Lydia sympathized with the men.  It was pointless not letting them in on the secret. They deserved to know the reason they were planting the rowan trees on that particular plot of land.  But if she told them, surely pandemonium would break out.  But how much longer could she keep it from them?

 

She felt compelled to treat all life with human dignity.  Even though she spent the majority of her life with non-human specimens, she held her fellow man in the highest regard.   She was clever and lovely but wore her heart too heavy on her sleeve.  The silence in the open air endangered them all.  Didn’t they have a right to know?  Weren’t they worthy of a choice themselves?  Did what the state have to say about them really matter anymore?  They weren’t killers just felons, white collar criminals.  They were like her, flawed but beyond redemption in the eyes of society.  In their work with her, they would pay their dues.  They would pay without knowing.  She didn’t want them paying with their lives.  She had chosen this life.  They hadn’t.

 

The rowan tree was growing on her, its knowledge and history, running more obsessively through her mind.  The quicken-tree, yet another name, for the tree meant “life giving”.  Sprigs of rowan, which she now tossed by hand all over the grounds, were once hung on door posts as protection against evil spirits.

 

Also, known as wiggin-trees, her mind swirled with all the little nicknames she used to find annoying but now necessary referred to Wiccan, meaning witch.

 

Could such a harmless looking thing really be associated with magic, evil spirits and more?  Was there more to the universe than she could learn in any of her books?

 

Lydia stared at the sky.  It was so big.  So vast.  Was everything they told her in the past 24 hours really true?  Was everything that brought her to Cotter, Arkansas a reality?

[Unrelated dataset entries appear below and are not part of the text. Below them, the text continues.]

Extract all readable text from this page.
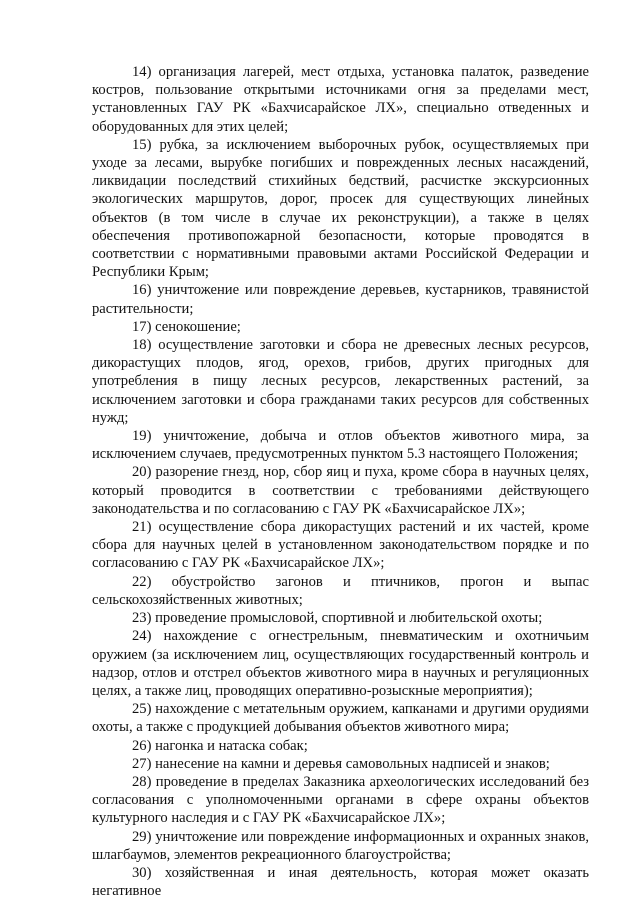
14) организация лагерей, мест отдыха, установка палаток, разведение костров, пользование открытыми источниками огня за пределами мест, установленных ГАУ РК «Бахчисарайское ЛХ», специально отведенных и оборудованных для этих целей;

15) рубка, за исключением выборочных рубок, осуществляемых при уходе за лесами, вырубке погибших и поврежденных лесных насаждений, ликвидации последствий стихийных бедствий, расчистке экскурсионных экологических маршрутов, дорог, просек для существующих линейных объектов (в том числе в случае их реконструкции), а также в целях обеспечения противопожарной безопасности, которые проводятся в соответствии с нормативными правовыми актами Российской Федерации и Республики Крым;

16) уничтожение или повреждение деревьев, кустарников, травянистой растительности;

17) сенокошение;

18) осуществление заготовки и сбора не древесных лесных ресурсов, дикорастущих плодов, ягод, орехов, грибов, других пригодных для употребления в пищу лесных ресурсов, лекарственных растений, за исключением заготовки и сбора гражданами таких ресурсов для собственных нужд;

19) уничтожение, добыча и отлов объектов животного мира, за исключением случаев, предусмотренных пунктом 5.3 настоящего Положения;

20) разорение гнезд, нор, сбор яиц и пуха, кроме сбора в научных целях, который проводится в соответствии с требованиями действующего законодательства и по согласованию с ГАУ РК «Бахчисарайское ЛХ»;

21) осуществление сбора дикорастущих растений и их частей, кроме сбора для научных целей в установленном законодательством порядке и по согласованию с ГАУ РК «Бахчисарайское ЛХ»;

22) обустройство загонов и птичников, прогон и выпас сельскохозяйственных животных;

23) проведение промысловой, спортивной и любительской охоты;

24) нахождение с огнестрельным, пневматическим и охотничьим оружием (за исключением лиц, осуществляющих государственный контроль и надзор, отлов и отстрел объектов животного мира в научных и регуляционных целях, а также лиц, проводящих оперативно-розыскные мероприятия);

25) нахождение с метательным оружием, капканами и другими орудиями охоты, а также с продукцией добывания объектов животного мира;

26) нагонка и натаска собак;

27) нанесение на камни и деревья самовольных надписей и знаков;

28) проведение в пределах Заказника археологических исследований без согласования с уполномоченными органами в сфере охраны объектов культурного наследия и с ГАУ РК «Бахчисарайское ЛХ»;

29) уничтожение или повреждение информационных и охранных знаков, шлагбаумов, элементов рекреационного благоустройства;

30) хозяйственная и иная деятельность, которая может оказать негативное
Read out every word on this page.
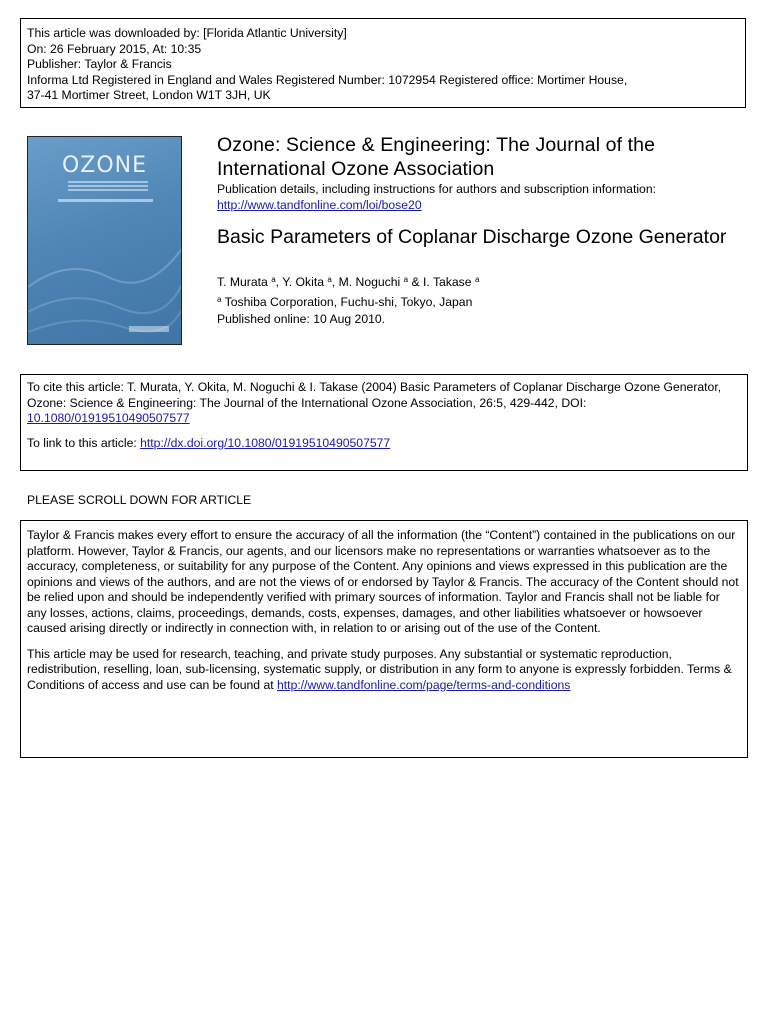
This article was downloaded by: [Florida Atlantic University]
On: 26 February 2015, At: 10:35
Publisher: Taylor & Francis
Informa Ltd Registered in England and Wales Registered Number: 1072954 Registered office: Mortimer House,
37-41 Mortimer Street, London W1T 3JH, UK
OZONE
Ozone: Science & Engineering: The Journal of the International Ozone Association
Publication details, including instructions for authors and subscription information:
http://www.tandfonline.com/loi/bose20
Basic Parameters of Coplanar Discharge Ozone Generator
T. Murata $^a$, Y. Okita $^a$, M. Noguchi $^a$ & I. Takase $^a$
$^a$ Toshiba Corporation, Fuchu-shi, Tokyo, Japan
Published online: 10 Aug 2010.
To cite this article: T. Murata, Y. Okita, M. Noguchi & I. Takase (2004) Basic Parameters of Coplanar Discharge Ozone Generator, Ozone: Science & Engineering: The Journal of the International Ozone Association, 26:5, 429-442, DOI:
10.1080/01919510490507577
To link to this article: http://dx.doi.org/10.1080/01919510490507577
PLEASE SCROLL DOWN FOR ARTICLE

Taylor & Francis makes every effort to ensure the accuracy of all the information (the “Content”) contained in the publications on our platform. However, Taylor & Francis, our agents, and our licensors make no representations or warranties whatsoever as to the accuracy, completeness, or suitability for any purpose of the Content. Any opinions and views expressed in this publication are the opinions and views of the authors, and are not the views of or endorsed by Taylor & Francis. The accuracy of the Content should not be relied upon and should be independently verified with primary sources of information. Taylor and Francis shall not be liable for any losses, actions, claims, proceedings, demands, costs, expenses, damages, and other liabilities whatsoever or howsoever caused arising directly or indirectly in connection with, in relation to or arising out of the use of the Content.

This article may be used for research, teaching, and private study purposes. Any substantial or systematic reproduction, redistribution, reselling, loan, sub-licensing, systematic supply, or distribution in any form to anyone is expressly forbidden. Terms & Conditions of access and use can be found at http://www.tandfonline.com/page/terms-and-conditions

She was warned one day something like this could happen.  Had that day finally arrived?

 

That sky was so big and it went on and on forever.

 

A nineteenth century horticultural writer Henry Phillips referred to the rowan in his writings as “Sylvia Florifera” in the year 1823, he shrouded the tree in a world of mysticism and magic. In the present, we lived in a world where we chose to see the reality before us and blur it as fantasy through technology, popular culture and television.  But Henry Phillips described a day to day life in which the rowan earned a special place.  This included the rowan trees being planted in churchyards and graveyards to prevent the dead from rising out of their graves and back to the living.

 

“Mam, hey Mam,” the large sweaty man from before, paused to look at the sun that damned him from above, in another attempt to call out to her.

 

“There’s another one,” he told her, pointing to the sunken cement object in the ground.

 

She sighed, frustrated, angry and confused, looking down at her notebook again and jotted.

 

“Okay,” she mumbled.

 

“I know we’re not supposed to ask,” the man started with the words that would eventually open up an entire pandora’s box in the town of Cotter, “but why are we out here planting all these trees in the graveyard?”

 

In the humanity only she could identify with she answered matter of factly, “So no one can raise the dead.”

 

He looked at her quizzically, “You serious?”

 

“Yes.”

 

He stared at her as if she was a crazy lady, a crazy lady obsessed with trees and near heat stroke from the sun.

 

“The whole town’s going to find out anyway,” she told him, “they’ve raised a man from the dead in Cotter and he’s gotten away.  He’s bound to come for more of the dead.  These trees might be the only thing to stop him.”

 

“You serious?” He repeated.

 

“Yes,” she affirmed, “Come on we’ve got ten more cemeteries to get to before night fall.”